Brígida Baltar is a Brazilian visual artist. Baltar works in drawing, photography, performance, video, sculpture, and performance. She is interested in capturing the ephemeral in her artwork.
At the end of the 1980s, she attended the Escola de Artes Visuais do Parque Lage in Rio de Janeiro. Baltar’s work is inspired by the Neo-Concrete Movement and fellow Brazilian artists Lygia Clark and Hélio Oiticica.

Works

Baltar's artistic career began in the 1990s and crosses many different mediums. Their work was featured in numerous exhibitions at key galleries and museums, including the Bergamin & Gomide and the Galeria Nara Roesler, São Paulo. Before being forced to leave her home in São Paulo, that home became the subject of many of her works. In Abrigo, she carves the form of her body into the wall of her Brazilian home and then entered that space. She ground up many of the red bricks from that house and used that as the medium for future drawings and sculptures.
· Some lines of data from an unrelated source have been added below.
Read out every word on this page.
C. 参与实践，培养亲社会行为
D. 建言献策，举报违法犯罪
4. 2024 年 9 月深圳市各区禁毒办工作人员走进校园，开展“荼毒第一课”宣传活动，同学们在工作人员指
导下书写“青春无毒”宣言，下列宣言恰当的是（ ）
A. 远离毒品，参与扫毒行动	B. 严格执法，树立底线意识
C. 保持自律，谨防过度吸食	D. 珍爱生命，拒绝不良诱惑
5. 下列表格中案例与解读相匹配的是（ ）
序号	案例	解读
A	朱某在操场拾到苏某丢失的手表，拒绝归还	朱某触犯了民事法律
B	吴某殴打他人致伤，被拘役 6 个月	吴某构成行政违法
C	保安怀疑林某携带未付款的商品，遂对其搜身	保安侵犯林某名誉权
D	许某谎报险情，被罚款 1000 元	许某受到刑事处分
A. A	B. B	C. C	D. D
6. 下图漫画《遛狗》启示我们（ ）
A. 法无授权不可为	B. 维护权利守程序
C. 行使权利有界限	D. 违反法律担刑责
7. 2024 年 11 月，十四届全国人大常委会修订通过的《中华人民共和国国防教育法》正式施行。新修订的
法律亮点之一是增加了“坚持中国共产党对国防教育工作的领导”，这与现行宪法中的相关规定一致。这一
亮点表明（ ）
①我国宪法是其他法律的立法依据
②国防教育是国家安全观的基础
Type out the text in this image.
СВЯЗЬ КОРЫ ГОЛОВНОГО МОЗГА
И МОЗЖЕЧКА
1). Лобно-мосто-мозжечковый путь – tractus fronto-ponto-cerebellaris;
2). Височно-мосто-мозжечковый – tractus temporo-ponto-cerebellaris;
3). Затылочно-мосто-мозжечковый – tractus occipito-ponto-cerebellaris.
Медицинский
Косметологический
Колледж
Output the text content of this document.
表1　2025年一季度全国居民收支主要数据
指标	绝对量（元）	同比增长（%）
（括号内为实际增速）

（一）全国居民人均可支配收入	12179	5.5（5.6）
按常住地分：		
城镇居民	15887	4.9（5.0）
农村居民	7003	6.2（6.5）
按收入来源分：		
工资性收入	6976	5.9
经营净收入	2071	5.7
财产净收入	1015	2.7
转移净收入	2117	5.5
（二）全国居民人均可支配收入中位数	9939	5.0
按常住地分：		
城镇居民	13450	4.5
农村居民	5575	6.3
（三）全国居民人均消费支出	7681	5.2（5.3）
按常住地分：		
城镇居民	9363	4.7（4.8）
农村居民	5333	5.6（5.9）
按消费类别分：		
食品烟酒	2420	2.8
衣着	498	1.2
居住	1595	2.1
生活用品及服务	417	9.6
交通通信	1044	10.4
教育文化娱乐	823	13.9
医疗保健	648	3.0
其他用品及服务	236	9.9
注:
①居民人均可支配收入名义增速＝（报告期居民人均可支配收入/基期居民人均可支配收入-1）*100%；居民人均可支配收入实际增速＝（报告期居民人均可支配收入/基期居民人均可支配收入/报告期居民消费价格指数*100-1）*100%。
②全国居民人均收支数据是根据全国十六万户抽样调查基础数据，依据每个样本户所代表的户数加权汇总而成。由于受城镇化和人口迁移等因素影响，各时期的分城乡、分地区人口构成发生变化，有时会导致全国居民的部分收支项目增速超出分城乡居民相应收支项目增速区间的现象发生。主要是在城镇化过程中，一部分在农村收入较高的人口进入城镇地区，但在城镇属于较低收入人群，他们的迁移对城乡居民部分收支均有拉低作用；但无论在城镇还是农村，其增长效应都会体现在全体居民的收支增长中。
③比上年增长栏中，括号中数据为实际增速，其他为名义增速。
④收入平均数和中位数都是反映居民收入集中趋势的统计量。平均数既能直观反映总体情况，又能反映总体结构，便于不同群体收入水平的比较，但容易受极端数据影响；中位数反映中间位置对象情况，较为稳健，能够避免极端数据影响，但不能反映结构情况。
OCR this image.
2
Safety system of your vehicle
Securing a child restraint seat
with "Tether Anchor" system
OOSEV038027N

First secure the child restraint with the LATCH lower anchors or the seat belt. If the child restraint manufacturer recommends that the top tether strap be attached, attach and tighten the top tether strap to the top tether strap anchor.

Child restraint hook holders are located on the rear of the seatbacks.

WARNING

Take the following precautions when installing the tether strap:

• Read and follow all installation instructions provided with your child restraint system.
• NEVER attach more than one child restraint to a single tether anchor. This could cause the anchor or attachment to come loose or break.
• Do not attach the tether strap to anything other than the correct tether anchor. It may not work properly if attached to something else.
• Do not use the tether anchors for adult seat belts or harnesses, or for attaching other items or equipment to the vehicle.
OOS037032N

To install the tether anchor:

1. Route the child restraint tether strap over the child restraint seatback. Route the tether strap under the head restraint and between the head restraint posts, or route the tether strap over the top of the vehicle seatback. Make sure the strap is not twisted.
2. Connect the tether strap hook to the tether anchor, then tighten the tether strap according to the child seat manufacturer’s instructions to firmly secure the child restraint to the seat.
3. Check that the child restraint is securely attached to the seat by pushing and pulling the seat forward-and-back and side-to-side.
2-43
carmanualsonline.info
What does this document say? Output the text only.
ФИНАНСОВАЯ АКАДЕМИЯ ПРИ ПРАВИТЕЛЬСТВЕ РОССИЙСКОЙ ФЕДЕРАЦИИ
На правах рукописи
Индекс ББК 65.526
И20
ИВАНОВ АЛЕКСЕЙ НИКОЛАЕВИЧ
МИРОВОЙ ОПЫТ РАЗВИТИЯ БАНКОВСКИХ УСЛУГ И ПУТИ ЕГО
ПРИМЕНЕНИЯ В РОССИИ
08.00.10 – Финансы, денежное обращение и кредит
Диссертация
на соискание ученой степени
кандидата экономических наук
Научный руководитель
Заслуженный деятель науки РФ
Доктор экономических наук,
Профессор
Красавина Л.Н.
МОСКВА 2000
Baltar strives to return to a pre-industrial, childlike and primitive narration.’ Baltar's artistic production began in the 1990s with the so-called small poetic gestures, developed in her studio-home in Botafogo, a neighbourhood of Rio de Janeiro.
In her work, Collecting Mist, which was shown at the New Museum, Baltar photographically captures herself in the Sisyphean task of trying to capture mist.
Baltar has had her work exhibited at LAMB Arts in São Paulo, Casas Riegner in Bogota, Bergamin & Gomide in São Paulo, Drawing Room in London, the Embassy of Brazil in London, Spencer Brownstone Gallery in New York, and Carbono Galeria in São Paulo.